By Ryan Gold
It seems like each and every year western big game tags get harder and harder to attain. After applying in multiple states for multiple species, the only thing I had drawn for 2018 was a somewhat planned unit 21 Colorado deer tag. This was a great tag, but I was hoping for something a little more.
Since I’m not much of a bow hunter, I really enjoy starting off my hunting season with an antelope tag whenever I can. I had unsuccessfully applied for antelope in seven different states, so my hopes of getting an antelope tag for 2018 were dwindling. Of all the states I had applied in, Colorado wasn’t one of them, mostly because of their established preference point system. However, after doing some research and learning about their leftover tag policy, I decided to give Colorado a closer look.
In one of the Huntin’ Fool issues, I saw an advertisement for a new app called Colorado Leftover Watch. Desperate for a tag, I signed up and began receiving notifications. As tags became available, I quickly discovered that I needed to do a lot more research. As a public land, self-guided hunter coming from three states away, my main concern was access. I narrowed my list down to make sure the units had ample public land to hunt and then waited for notifications. After missing out on a couple of good opportunities, I finally landed a tag. One small problem was that the season opened the next day and only ran for a total of seven days. I called my friend, Randy, and told him I had done something really dumb. I was already scheduled to go to Nevada later that day to help him get his brother-in-law, Mike, his first deer. In addition to bailing on my friends, I would be going to Colorado by myself and needed to be to work on Monday. It wasn’t going to happen on opening weekend. I went to Nevada with Randy and Mike and got Mike his first deer.
Later in the week, I was able to talk Daniel Robison into going with me. We left Wednesday night, which also happened to be my wife’s birthday, after work and drove over 1,000 miles through the night to get there. We pulled into town, got my tag, and with a day and a half left in the season, we went to work. With so little time, I didn’t plan on being very picky, but deep down, I wanted to see what the unit had to offer.
We immediately started seeing antelope. After passing on some small bucks, we chased a decent buck, which led us to even more antelope. Out of a large group of antelope, we spotted a buck that was a “no doubter.” We moved in for a better look, confirmed our assumptions, and made a plan for the stalk. We didn’t want to mess this up. After crawling on our hands and knees through mud and snow, we got to within 400 yards. The antelope weren’t spooked, but it was getting later in the evening and they were on the move. Daniel first called the range at 400 yards. I quickly dialed my scope to 400 and took the shot, but it went right over his back. I then heard Daniel say 370. My buck had spun around, and the other antelope were on high alert. I was running out of time. I put the next shot low on his shoulder and dropped him right there.

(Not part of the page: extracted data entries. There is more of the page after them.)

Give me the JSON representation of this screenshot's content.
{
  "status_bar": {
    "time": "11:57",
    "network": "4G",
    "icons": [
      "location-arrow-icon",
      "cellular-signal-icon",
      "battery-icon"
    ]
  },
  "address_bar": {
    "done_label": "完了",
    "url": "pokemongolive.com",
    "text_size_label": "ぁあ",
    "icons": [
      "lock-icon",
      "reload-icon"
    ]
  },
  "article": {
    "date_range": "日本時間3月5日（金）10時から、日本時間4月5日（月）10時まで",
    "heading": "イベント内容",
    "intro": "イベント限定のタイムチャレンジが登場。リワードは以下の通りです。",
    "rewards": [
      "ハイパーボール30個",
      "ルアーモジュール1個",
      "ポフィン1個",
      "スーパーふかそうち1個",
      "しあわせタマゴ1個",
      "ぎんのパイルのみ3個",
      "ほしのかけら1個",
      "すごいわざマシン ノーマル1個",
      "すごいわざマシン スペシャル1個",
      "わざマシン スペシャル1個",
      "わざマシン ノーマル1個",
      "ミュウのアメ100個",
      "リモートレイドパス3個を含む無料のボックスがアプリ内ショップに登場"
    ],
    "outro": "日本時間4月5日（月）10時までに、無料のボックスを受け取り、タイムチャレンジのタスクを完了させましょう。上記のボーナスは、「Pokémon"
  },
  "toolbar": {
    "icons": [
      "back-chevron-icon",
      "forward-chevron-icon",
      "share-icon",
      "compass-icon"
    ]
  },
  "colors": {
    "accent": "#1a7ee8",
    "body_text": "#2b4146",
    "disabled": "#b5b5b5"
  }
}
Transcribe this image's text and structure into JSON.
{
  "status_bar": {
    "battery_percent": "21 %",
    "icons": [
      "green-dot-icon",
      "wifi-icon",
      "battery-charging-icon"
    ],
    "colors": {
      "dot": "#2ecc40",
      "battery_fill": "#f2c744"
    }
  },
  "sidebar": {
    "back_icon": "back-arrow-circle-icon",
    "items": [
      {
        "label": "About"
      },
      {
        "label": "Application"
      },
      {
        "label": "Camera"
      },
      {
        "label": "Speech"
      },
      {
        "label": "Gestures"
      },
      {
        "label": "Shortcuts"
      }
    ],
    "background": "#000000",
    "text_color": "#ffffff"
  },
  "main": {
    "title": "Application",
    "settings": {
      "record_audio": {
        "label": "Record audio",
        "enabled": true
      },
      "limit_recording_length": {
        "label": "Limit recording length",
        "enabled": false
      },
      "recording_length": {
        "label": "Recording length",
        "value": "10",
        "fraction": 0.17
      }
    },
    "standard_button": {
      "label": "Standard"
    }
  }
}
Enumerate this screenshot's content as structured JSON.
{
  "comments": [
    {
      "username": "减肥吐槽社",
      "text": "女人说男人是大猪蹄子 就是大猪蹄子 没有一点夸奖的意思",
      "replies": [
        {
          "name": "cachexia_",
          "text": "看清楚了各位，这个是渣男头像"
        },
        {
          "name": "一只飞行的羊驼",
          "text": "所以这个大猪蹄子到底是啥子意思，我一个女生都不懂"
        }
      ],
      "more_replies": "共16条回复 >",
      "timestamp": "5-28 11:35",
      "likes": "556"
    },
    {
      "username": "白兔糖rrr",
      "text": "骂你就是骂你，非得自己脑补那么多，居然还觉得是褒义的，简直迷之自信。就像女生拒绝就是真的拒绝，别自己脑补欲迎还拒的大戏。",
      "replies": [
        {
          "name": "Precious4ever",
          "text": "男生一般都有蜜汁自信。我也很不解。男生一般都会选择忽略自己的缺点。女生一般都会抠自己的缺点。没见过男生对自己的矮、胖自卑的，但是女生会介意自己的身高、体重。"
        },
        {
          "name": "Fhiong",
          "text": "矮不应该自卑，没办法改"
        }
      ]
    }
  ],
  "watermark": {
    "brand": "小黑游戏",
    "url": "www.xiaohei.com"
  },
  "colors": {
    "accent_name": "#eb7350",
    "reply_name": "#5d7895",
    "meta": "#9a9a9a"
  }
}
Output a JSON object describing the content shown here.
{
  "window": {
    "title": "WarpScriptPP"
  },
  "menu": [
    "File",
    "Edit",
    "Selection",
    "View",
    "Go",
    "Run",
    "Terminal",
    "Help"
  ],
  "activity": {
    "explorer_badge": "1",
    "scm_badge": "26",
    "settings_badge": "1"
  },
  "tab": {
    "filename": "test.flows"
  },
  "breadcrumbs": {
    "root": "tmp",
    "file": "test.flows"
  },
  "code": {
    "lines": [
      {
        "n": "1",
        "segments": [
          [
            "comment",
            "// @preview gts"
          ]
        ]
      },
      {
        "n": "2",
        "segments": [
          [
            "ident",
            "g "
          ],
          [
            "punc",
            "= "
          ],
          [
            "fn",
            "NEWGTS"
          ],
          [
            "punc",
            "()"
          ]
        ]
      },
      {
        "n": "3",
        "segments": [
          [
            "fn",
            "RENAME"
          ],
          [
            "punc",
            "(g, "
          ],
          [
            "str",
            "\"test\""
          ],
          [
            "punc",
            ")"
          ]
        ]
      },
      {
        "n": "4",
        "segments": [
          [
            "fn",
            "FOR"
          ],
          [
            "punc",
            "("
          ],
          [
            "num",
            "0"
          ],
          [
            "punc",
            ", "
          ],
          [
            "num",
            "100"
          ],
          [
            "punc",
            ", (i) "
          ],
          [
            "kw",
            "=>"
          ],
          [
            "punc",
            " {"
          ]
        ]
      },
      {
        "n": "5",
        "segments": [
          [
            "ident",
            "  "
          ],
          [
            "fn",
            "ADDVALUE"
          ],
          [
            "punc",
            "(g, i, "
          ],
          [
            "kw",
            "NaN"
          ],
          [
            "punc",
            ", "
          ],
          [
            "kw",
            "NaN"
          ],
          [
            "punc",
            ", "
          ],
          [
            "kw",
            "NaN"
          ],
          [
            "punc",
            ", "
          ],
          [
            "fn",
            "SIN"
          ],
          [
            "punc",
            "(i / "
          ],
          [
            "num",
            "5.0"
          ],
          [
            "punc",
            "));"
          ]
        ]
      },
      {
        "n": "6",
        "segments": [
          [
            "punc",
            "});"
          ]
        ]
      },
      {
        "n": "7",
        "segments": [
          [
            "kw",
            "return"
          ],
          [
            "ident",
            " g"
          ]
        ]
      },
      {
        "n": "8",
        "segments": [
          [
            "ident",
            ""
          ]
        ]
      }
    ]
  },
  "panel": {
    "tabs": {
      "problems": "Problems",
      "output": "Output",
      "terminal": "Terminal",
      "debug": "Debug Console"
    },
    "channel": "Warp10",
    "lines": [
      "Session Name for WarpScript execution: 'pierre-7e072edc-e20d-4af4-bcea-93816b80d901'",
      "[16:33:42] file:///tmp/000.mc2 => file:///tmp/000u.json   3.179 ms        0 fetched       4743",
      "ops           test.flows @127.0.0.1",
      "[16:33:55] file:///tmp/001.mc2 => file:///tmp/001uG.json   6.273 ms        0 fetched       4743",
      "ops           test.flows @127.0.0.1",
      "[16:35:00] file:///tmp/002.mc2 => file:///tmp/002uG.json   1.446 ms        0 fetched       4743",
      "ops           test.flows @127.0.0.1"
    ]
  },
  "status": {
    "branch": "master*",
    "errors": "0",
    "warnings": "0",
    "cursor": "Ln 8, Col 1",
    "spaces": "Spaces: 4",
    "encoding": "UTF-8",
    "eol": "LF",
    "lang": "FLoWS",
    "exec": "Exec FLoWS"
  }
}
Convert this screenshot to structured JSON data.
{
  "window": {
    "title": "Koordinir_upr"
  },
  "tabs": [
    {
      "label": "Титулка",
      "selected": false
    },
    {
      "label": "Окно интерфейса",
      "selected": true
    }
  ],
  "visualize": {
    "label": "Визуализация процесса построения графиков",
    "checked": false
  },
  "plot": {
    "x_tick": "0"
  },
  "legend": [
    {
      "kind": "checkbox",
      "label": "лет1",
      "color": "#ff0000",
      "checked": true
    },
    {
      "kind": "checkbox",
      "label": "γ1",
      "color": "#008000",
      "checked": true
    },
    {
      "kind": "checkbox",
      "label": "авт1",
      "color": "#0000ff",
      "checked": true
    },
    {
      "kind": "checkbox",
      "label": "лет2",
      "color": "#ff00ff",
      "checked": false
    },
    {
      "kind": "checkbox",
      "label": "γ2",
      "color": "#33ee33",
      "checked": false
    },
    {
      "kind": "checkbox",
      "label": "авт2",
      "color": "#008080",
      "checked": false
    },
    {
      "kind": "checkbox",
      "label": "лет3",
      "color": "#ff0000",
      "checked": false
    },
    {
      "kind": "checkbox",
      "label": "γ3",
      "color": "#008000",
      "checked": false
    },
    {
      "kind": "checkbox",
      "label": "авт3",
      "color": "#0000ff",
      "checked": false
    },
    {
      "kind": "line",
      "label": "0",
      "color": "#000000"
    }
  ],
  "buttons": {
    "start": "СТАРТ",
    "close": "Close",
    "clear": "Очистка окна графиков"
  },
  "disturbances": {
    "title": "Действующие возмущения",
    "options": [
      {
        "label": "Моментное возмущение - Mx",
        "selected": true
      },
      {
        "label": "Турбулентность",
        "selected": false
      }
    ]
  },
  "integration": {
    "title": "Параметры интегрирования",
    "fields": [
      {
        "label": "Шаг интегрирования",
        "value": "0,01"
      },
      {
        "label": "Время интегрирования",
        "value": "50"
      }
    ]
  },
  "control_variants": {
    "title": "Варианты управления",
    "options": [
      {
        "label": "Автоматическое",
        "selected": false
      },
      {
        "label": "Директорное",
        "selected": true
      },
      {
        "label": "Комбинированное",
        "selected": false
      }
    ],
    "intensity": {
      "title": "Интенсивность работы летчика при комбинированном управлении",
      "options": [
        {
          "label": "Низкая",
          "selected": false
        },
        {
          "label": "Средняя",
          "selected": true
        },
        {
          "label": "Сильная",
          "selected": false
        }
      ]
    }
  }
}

We knew he was big, but we couldn’t believe our eyes when we walked up to him. It’s funny how hunting works sometimes. The previous year in Wyoming, I had burned seven points on a “good” unit, looked over hundreds of bucks over several days, and never saw anything even close to this. This year, I had a buck-of-a-lifetime on the ground within a few hours of being in the unit and not burning any points at all. For a state that isn’t typically known for big antelope, my buck officially scored 90 0/8". He is the second biggest buck of all time in Colorado according to Boone & Crockett.